4. You give guest lectures at Wageningen University and other institutions about starting a business as a student. Could you share the top three lessons for founders you’ve learned through your own experience?
- First grow, then hire people
If you have a startup and you’re getting traction, you’ll start getting funding. A lot of people hire a whole team of experts immediately and expect that this team will bring them growth. One of the hard lessons we learned is that you have to get your growth going yourself first, and then create a team around it.
- If you have a vision, execute it even if everybody tells you you are crazy
When you start a company a lot of people are going to tell you that you’re crazy. But if you really believe in something, just work towards executing it. It’s super hard, but if you manage to do that, you will learn so much and that’s the most powerful thing when it comes to entrepreneurship.
- Find people that are complementary to the skillset you have
If you’re good at marketing, don’t create a company with two other marketing people. You will lack IT, business administration, finance people. If you have three visionaries as founders they will be able to dream big but they won’t be so great at execution. You have to look for people that have skills you’re lacking. That way you are complementary to each other. Go for the hippie, the hacker and the hustler combination.
5. What’s the next big thing in the startup world? What do you predict for the ecosystem in the Netherlands in the near future?
So my crystal ball? I think the next big things are the following:
Blockchain technology is something where we as humans have to go eventually. I believe that building things on a public blockchain can improve the way we all live.
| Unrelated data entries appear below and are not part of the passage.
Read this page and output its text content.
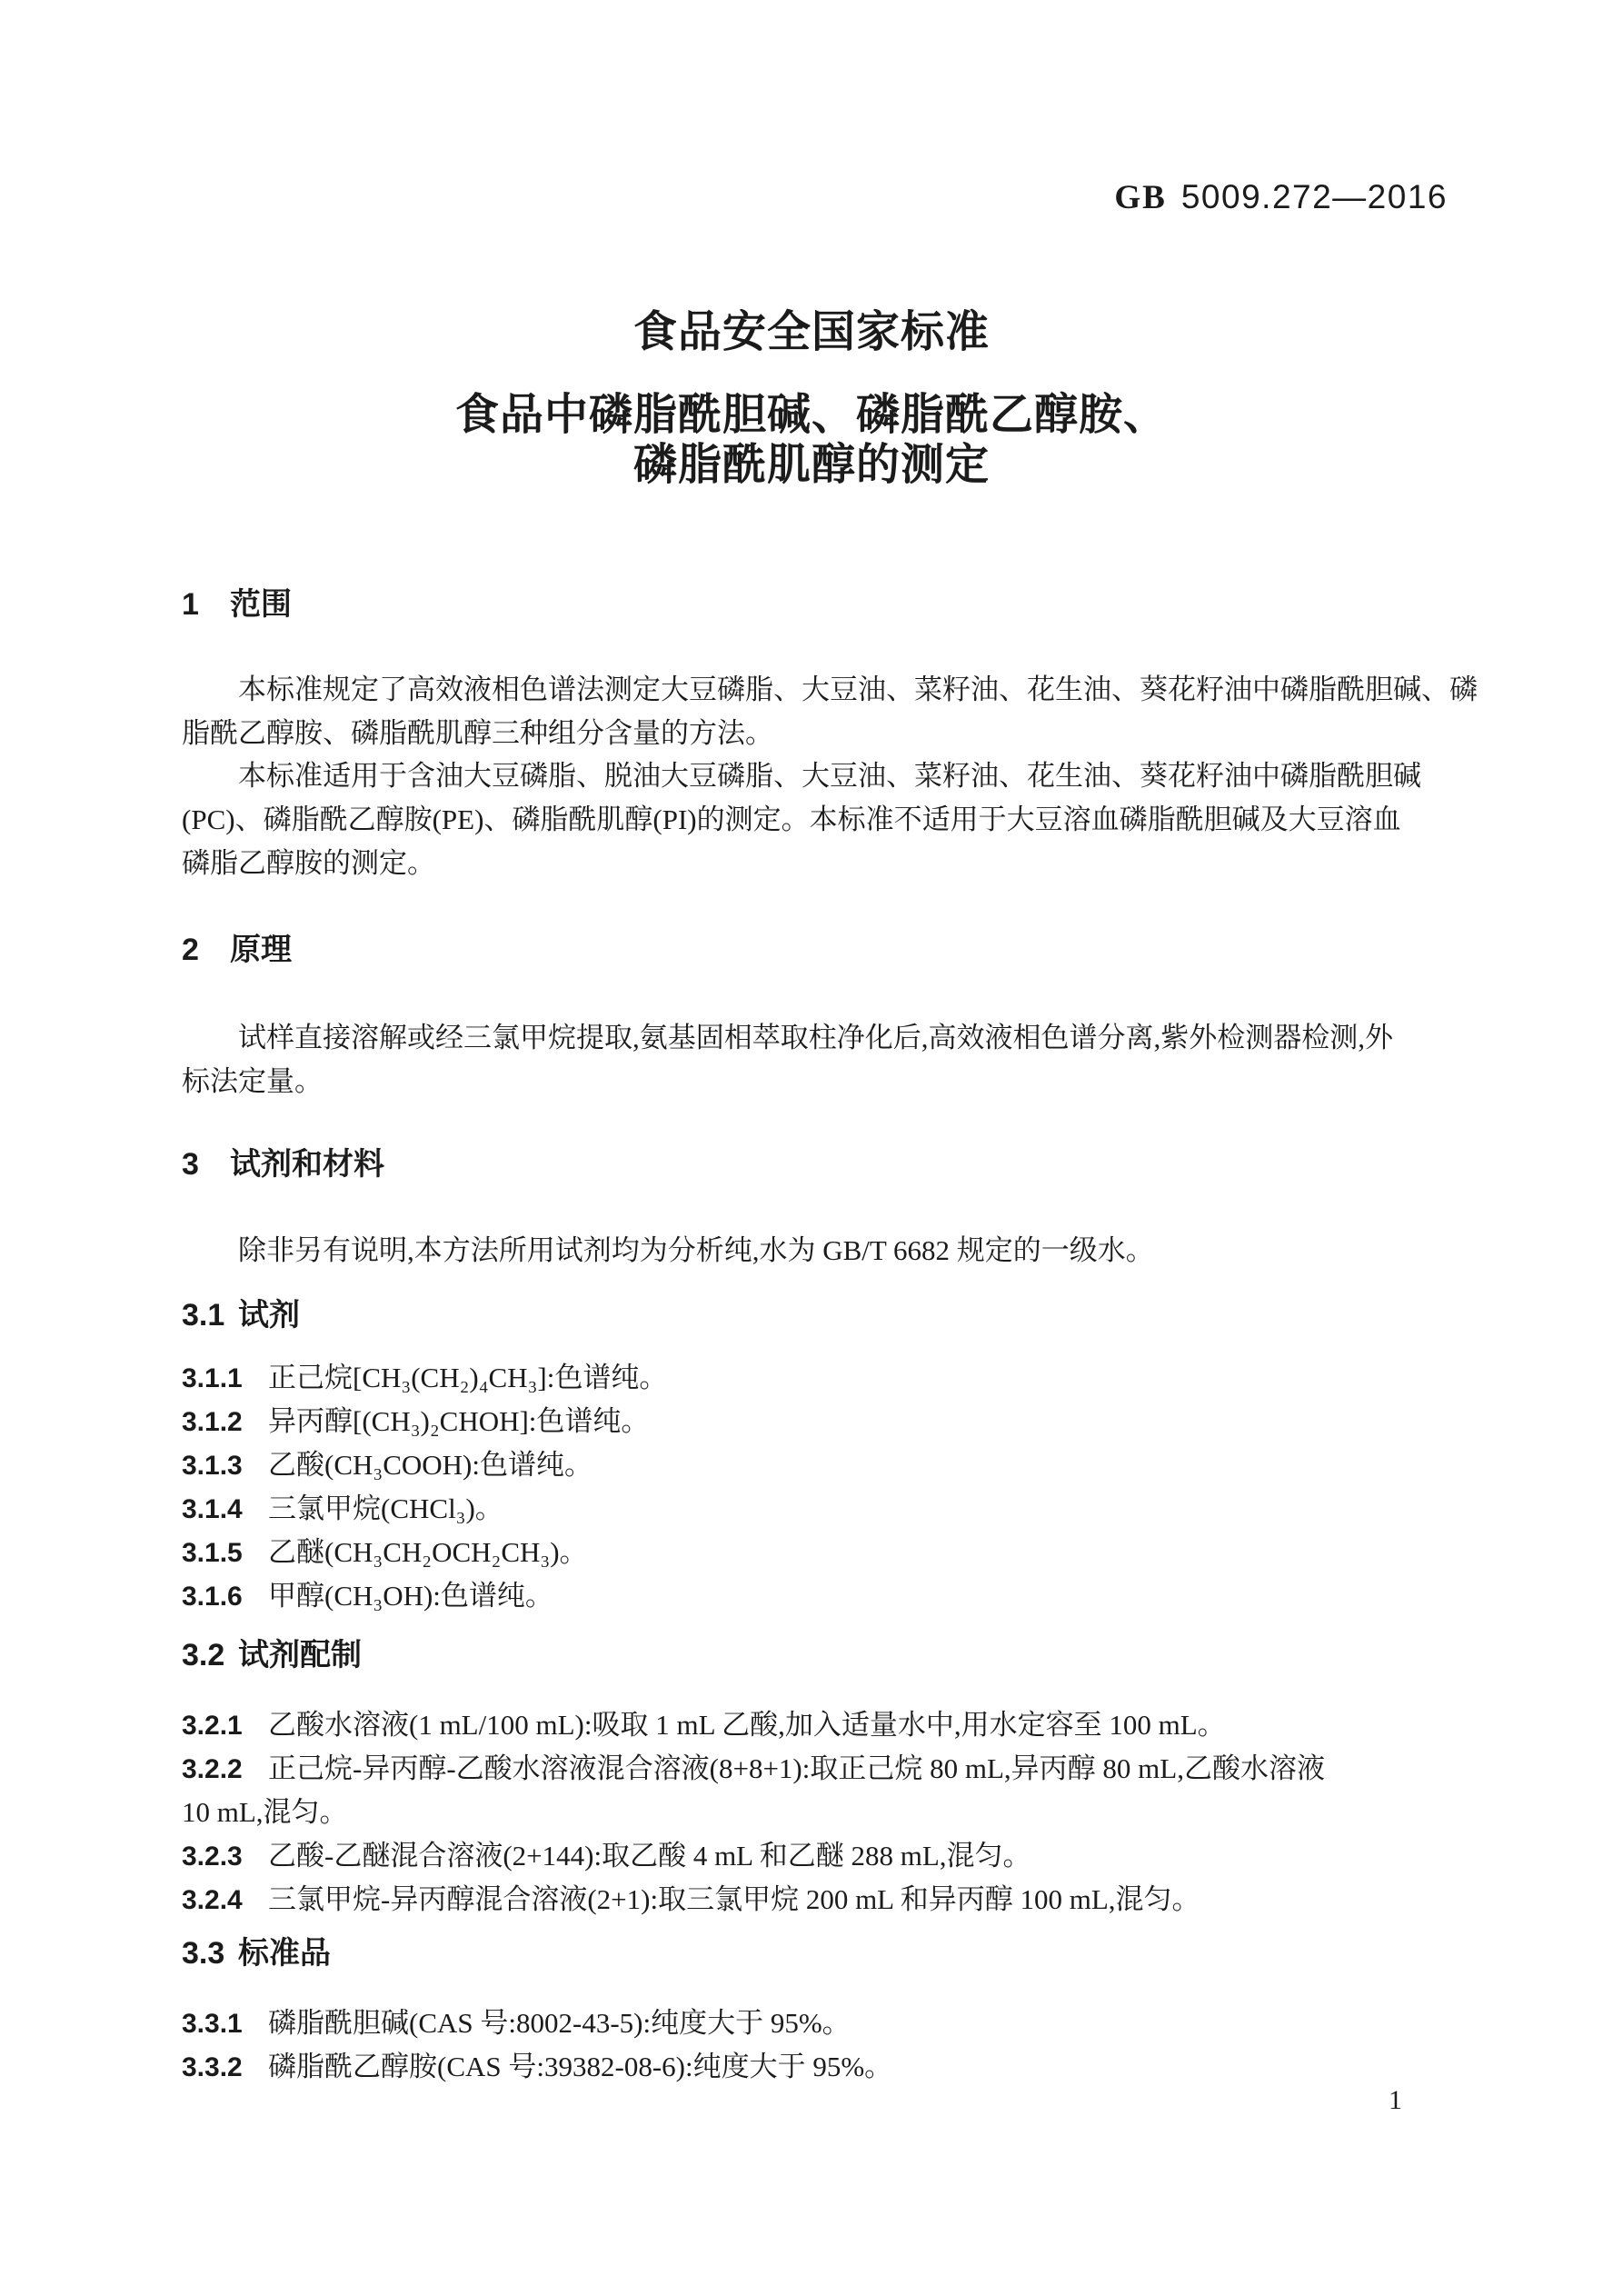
GB 5009.272—2016
食品安全国家标准
食品中磷脂酰胆碱、磷脂酰乙醇胺、
磷脂酰肌醇的测定
1 范围
本标准规定了高效液相色谱法测定大豆磷脂、大豆油、菜籽油、花生油、葵花籽油中磷脂酰胆碱、磷
脂酰乙醇胺、磷脂酰肌醇三种组分含量的方法。
本标准适用于含油大豆磷脂、脱油大豆磷脂、大豆油、菜籽油、花生油、葵花籽油中磷脂酰胆碱
(PC)、磷脂酰乙醇胺(PE)、磷脂酰肌醇(PI)的测定。本标准不适用于大豆溶血磷脂酰胆碱及大豆溶血
磷脂乙醇胺的测定。
2 原理
试样直接溶解或经三氯甲烷提取,氨基固相萃取柱净化后,高效液相色谱分离,紫外检测器检测,外
标法定量。
3 试剂和材料
除非另有说明,本方法所用试剂均为分析纯,水为 GB/T 6682 规定的一级水。
3.1 试剂
3.1.1 正己烷[CH₃(CH₂)₄CH₃]:色谱纯。
3.1.2 异丙醇[(CH₃)₂CHOH]:色谱纯。
3.1.3 乙酸(CH₃COOH):色谱纯。
3.1.4 三氯甲烷(CHCl₃)。
3.1.5 乙醚(CH₃CH₂OCH₂CH₃)。
3.1.6 甲醇(CH₃OH):色谱纯。
3.2 试剂配制
3.2.1 乙酸水溶液(1 mL/100 mL):吸取 1 mL 乙酸,加入适量水中,用水定容至 100 mL。
3.2.2 正己烷-异丙醇-乙酸水溶液混合溶液(8+8+1):取正己烷 80 mL,异丙醇 80 mL,乙酸水溶液
10 mL,混匀。
3.2.3 乙酸-乙醚混合溶液(2+144):取乙酸 4 mL 和乙醚 288 mL,混匀。
3.2.4 三氯甲烷-异丙醇混合溶液(2+1):取三氯甲烷 200 mL 和异丙醇 100 mL,混匀。
3.3 标准品
3.3.1 磷脂酰胆碱(CAS 号:8002-43-5):纯度大于 95%。
3.3.2 磷脂酰乙醇胺(CAS 号:39382-08-6):纯度大于 95%。
1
Artificial intelligence can replace so much manual work and reduce the costs a lot of companies have at the moment.
- Fast delivery
People should be able to order something and have it on their doorstep in the next 30 minutes. We need that for medicine, fashion and electronics, not just for groceries.
Regarding the startup ecosystem in the Netherlands, I think we’re lacking big thinking. The vision to get out of the Netherlands and conquer the world! It’s not really in our way of thinking. I would like to see more entrepreneurs thinking about conquering other markets and not just the Netherlands.
Thank you for sharing your story and insights with us, Thijs. We wish you the best of luck in your future endeavours.